Era tudo que o Atlético Paranaense precisava para um épico. Afinal, depois da classificação contra o Sporting Cristal na primeira fase da Libertadores, o impossível era trivial para os rubro-negros. Que, primeiro, enfrentavam a temível altitude do Estádio Hernando Siles, em La Paz. Viam Weverton, o melhor jogador do time na competição continental, operando verdadeiros milagres. E ainda comemoraram um gol de Adriano, o grande filho pródigo do futebol, que mais uma vez largou (mesmo que parcialmente) a boemia para voltar a sua velha casa: a grande área, balançando as redes. Um sonho que não saiu da imaginação.

O Furacão caiu de joelhos na Libertadores. O que aconteceu, de fato, foi uma atuação de pouco valor do time de Miguel Ángel Portugal. Tentou amarrar o jogo diante da pressão do Strongest. Atacou abaixo do mínimo para quem queria se classificar. Foi um time pobre, de criatividade e mesmo de espírito, já que mesmo nos minutos finais não parecia ter nem mesmo o ímpeto necessário para buscar aquele golzinho salvador, o suficiente para a vaga nas oitavas de final. Venceu o Strongest por 2 a 1, imbatível dentro de casa, na próxima fase ao lado do Vélez.

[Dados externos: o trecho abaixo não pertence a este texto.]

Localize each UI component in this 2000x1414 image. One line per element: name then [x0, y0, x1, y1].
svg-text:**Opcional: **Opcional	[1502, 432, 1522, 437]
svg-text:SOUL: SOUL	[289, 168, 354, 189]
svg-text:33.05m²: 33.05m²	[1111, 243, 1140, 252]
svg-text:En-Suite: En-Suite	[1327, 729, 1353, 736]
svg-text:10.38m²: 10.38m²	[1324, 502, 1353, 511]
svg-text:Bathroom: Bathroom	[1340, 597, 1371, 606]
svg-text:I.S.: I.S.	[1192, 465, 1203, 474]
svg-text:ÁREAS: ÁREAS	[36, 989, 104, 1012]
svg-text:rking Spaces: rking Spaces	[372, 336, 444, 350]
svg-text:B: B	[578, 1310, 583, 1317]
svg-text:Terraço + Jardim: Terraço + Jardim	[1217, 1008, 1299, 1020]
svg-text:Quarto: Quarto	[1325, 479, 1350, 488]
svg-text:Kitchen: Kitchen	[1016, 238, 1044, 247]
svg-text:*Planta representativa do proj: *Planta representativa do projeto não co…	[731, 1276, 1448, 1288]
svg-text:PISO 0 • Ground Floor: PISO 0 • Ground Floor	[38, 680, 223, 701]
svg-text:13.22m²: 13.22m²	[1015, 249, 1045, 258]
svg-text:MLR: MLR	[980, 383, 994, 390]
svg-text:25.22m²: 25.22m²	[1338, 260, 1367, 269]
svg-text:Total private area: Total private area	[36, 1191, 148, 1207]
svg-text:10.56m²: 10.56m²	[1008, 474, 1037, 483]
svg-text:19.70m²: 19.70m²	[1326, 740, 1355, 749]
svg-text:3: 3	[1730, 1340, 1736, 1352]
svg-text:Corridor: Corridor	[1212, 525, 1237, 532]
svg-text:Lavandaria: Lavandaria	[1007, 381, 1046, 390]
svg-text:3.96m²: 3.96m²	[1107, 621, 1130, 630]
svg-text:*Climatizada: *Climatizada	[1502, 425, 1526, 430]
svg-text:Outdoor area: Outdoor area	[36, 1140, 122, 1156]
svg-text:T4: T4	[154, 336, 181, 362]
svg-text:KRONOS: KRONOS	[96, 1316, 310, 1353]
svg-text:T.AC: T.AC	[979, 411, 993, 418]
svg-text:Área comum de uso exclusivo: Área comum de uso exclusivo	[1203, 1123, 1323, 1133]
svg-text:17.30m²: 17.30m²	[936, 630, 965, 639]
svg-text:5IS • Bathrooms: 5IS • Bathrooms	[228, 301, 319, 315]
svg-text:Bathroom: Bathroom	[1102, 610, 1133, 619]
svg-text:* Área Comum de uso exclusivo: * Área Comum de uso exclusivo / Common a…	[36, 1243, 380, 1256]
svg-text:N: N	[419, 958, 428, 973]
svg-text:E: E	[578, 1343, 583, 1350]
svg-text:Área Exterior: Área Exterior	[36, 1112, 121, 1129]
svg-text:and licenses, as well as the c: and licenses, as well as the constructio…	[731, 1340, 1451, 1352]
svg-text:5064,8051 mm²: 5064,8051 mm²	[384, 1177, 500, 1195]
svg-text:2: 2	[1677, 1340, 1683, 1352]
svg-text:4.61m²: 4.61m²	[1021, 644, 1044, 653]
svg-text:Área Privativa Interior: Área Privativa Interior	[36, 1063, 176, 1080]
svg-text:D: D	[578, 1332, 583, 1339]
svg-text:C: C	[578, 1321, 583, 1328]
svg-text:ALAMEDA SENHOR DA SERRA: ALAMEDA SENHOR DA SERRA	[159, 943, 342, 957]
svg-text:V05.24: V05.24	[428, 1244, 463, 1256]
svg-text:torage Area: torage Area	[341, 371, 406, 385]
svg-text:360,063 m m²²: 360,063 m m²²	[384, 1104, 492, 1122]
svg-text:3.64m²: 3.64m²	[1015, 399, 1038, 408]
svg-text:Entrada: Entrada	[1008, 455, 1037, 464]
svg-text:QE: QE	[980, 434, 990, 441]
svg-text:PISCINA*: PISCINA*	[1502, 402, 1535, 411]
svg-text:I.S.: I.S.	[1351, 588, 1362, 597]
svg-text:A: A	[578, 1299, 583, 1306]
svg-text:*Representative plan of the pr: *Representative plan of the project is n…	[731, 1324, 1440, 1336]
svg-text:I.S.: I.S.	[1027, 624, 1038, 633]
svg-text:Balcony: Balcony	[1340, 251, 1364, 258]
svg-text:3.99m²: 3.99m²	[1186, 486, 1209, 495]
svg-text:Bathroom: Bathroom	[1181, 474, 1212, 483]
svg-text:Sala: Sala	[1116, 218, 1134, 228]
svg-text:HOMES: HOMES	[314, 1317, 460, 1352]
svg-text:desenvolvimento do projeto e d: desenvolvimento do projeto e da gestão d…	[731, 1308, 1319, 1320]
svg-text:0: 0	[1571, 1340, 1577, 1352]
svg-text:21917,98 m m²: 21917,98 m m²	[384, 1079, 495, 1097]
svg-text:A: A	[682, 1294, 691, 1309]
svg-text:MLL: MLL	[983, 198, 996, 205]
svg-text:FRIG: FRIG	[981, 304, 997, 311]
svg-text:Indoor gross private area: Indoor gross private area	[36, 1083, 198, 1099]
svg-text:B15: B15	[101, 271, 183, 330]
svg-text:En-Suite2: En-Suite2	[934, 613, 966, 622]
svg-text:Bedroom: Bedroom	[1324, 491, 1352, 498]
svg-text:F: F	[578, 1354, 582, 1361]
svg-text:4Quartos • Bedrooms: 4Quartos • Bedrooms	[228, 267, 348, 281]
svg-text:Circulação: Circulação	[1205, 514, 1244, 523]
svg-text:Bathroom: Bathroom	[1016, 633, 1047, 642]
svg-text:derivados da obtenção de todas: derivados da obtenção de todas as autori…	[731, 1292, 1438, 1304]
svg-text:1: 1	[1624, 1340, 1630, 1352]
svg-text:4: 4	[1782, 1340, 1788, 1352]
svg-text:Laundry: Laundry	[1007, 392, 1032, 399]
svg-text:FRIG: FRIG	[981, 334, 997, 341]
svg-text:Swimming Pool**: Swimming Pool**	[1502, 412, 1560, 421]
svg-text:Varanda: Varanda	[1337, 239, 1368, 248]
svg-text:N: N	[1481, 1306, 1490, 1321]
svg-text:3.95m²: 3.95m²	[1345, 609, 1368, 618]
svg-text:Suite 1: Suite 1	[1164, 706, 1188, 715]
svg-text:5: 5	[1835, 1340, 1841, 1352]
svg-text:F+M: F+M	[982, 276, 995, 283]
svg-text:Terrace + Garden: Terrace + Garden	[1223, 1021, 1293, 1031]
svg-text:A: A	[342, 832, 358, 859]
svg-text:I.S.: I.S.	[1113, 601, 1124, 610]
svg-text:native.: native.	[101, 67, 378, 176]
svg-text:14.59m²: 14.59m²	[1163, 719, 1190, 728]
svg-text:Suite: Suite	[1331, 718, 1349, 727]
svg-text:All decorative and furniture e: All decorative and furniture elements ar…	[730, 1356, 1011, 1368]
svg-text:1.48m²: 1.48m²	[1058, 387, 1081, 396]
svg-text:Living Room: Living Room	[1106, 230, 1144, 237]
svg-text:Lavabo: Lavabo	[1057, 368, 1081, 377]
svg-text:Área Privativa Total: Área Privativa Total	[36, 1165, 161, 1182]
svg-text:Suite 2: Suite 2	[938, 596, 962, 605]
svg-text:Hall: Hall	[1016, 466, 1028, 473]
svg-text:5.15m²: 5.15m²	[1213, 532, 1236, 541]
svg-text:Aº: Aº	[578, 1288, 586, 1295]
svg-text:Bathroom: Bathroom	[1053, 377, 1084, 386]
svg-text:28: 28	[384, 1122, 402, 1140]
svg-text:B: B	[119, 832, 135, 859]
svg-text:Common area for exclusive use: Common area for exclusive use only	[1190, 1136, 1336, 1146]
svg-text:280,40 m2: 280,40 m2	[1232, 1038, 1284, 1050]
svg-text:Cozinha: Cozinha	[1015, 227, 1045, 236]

A campanha na Libertadores enganou a muitos que acompanhavam o Atlético, especialmente da única vitória naquela semana em que todos os outros brasileiros perderam. Mas, analisando na frieza dos números (e também sob a certeza da eliminação), ela esteve longe de ser incendiária, não passou de uma fagulha. Dos nove pontos que o Furacão acumulou, seis foram conquistados contra o fraquíssimo Universitário, o ‘bônus’ do grupo. Bateu o Strongest na Vila Capanema em um jogo que também poderia ter terminado com um empate. Foi presa fácil para o Vélez, de quem perdeu os dois duelos, mas do qual precisava arrancar pontos para que o desastre não acontecesse. Não foi páreo.

Mas a verdade é que, apesar da campanha espetacular em 2013, com o vice na Copa do Brasil e o terceiro lugar no Brasileirão, atleticano consciente já estava ressabiado com o que poderia acontecer. Alguns dos esteios do time foram embora, em especial Paulo Baier. E por uma questão de contrato, a diretoria preferiu abrir mão do ótimo trabalho de Vágner Mancini, o grande responsável pelo desempenho dos rubro-negros. Fez uma aposta obscura em Miguel Ángel Portugal, técnico que chegava mais pela grife de seu passaporte, indicando sua nacionalidade espanhola, do que realmente por seus trabalhos.

Com um elenco limitado, Portugal fez água. Não conseguiu dar aquela energia antes vista por Mancini. Primeiro, começou errando na armação do time, que perdeu o seu excelente encaixe do último ano. Depois, mostrou deficiências também em mexer no time, com improvisações desnecessárias. Por último, não mostrou capacidade nem de superar um rival que já conhecia. Oriundo do Bolívar, o espanhol sabia muito bem como o Strongest jogava. Ou deveria saber. Porque, da forma como o Atlético jogou em La Paz, um time contente em apenas se defender, o técnico não passou essa impressão. Por fim, não conseguiu nem mesmo imprimir em campo a motivação necessária para reverter o resultado, com o Furacão apático, quase entregue.

Os próximos dias de folga que o Atlético Paranaense terá, até o começo do Campeonato Brasileiro, deveriam ser vitais. Para repensar os rumos que o time está tomando. É lógico que um técnico precisa ter seu trabalho avaliado a longo prazo, tempo para desenvolvê-lo. Mas, pelo que Miguel Ángel Portugal demonstrou até aqui, o futuro não é nada promissor. Com um elenco curto, os rubro-negros não devem ser ingênuos para crer em uma campanha tão boa como a do último ano. E talvez seja até melhor se precaver, se preparar para o pior. Ou esperar que a Arena da Baixada, reaberta à torcida apaixonada, transforme esses ares de tragédia.